2. Your Air Conditioning Is Not Cooling the Air
If your air conditioning will turn on, and your thermostat is set properly, but your system is not cooling, you may have a dirty or blocked air condenser unit. Your first step is to check the outside unit and clean around it and remove any debris or weeds that are blocking air circulation.
Next, check your indoor unit's filter and make sure it is clean. A lot of times, we find the filter is dirty, and when it restricts the air to the evaporator coil, the coil can freeze. If you have pets or run your a/c often, you may need to change your filter more frequently. A good test is to pull your filter out and check if you can see through it.
If your air conditioning is still not cooling air, you may have a problem with your compressor or refrigerant and will need to contact Custom Heating & Cooling.
3. Your Air Conditioning Isn't Adequately Cooling Your Home
If your air conditioning is on and set properly but is still not cooling your home to your expectations, you may have a unit that is not sized appropriately for your home.
Keep in mind that your system should be sized to keep your home cool on the average summer day (20oC to 25oC). The average system should be able to maintain an 11 to 14-degree temperature difference between the outdoor and indoor temperature.
In other words, if we have a heatwave in West Sussex, your air conditioning will struggle to cool you down, as it is not designed to keep your home at or below 20oC when it is 35oC outside.
If it is an average July summers day in Crawley (23oC) and your air conditioning still can't keep up, you may have a problem with the refrigerant charge or a frozen evaporator coil. If you see icing on your outdoor unit, shut it off and call Custom Heating & Cooling.

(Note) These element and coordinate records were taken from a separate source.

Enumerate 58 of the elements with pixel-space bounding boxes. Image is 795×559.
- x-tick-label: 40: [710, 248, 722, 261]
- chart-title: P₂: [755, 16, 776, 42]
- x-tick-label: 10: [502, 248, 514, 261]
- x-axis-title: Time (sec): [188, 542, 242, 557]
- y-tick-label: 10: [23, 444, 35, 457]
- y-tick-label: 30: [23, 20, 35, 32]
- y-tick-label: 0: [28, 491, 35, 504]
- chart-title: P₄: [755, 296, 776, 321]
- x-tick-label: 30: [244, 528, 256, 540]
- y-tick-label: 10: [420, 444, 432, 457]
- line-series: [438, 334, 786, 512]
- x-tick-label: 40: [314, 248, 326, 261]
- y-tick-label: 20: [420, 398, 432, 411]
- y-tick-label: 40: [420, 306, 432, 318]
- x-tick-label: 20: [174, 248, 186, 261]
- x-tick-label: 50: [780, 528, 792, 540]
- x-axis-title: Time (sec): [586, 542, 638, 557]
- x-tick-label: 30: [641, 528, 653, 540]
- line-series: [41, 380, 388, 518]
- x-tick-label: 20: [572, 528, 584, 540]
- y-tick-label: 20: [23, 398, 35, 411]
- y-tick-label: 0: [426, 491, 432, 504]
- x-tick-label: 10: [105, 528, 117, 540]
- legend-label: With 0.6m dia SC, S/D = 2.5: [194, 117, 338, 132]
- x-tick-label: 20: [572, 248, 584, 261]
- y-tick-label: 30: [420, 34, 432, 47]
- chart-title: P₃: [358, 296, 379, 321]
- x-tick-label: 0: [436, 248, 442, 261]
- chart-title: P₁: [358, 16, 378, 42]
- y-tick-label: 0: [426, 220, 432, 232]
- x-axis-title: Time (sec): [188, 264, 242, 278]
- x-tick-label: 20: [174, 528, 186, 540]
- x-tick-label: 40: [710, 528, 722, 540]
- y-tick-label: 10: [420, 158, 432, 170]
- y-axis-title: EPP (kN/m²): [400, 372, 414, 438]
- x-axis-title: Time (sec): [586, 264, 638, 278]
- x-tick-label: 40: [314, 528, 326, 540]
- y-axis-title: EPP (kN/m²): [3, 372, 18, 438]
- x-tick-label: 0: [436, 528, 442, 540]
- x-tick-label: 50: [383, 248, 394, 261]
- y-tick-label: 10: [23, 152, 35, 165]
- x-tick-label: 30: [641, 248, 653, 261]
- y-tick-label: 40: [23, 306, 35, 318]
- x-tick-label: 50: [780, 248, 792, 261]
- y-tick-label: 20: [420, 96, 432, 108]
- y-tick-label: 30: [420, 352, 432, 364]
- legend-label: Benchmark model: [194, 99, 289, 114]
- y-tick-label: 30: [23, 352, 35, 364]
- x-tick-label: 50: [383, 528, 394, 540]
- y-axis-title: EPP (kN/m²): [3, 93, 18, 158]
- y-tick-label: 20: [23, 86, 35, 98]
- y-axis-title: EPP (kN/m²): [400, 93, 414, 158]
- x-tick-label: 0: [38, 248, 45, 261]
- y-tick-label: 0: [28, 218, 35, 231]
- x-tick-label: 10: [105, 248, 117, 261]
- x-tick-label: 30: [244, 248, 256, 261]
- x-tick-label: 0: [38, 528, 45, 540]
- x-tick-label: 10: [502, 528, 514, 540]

Setting your Air Conditioning lower than 21oC in cooling mode is normally regarded as too cold and is generally a waste of electricity in trying to cool the room this cold, likewise trying to heat a room to higher than 24oC is generally a waste of electricity,
In my experience, I've found on average that most people set their home thermostat to approx 22oC
I also recommend that you never set the Air Conditioning to the lowest cooling setting (generally 18oC) this is far too cold for a home or office environment and likewise you should never set the temperature to the highest heating setting (generally 30oC) both of these simply waste electricity.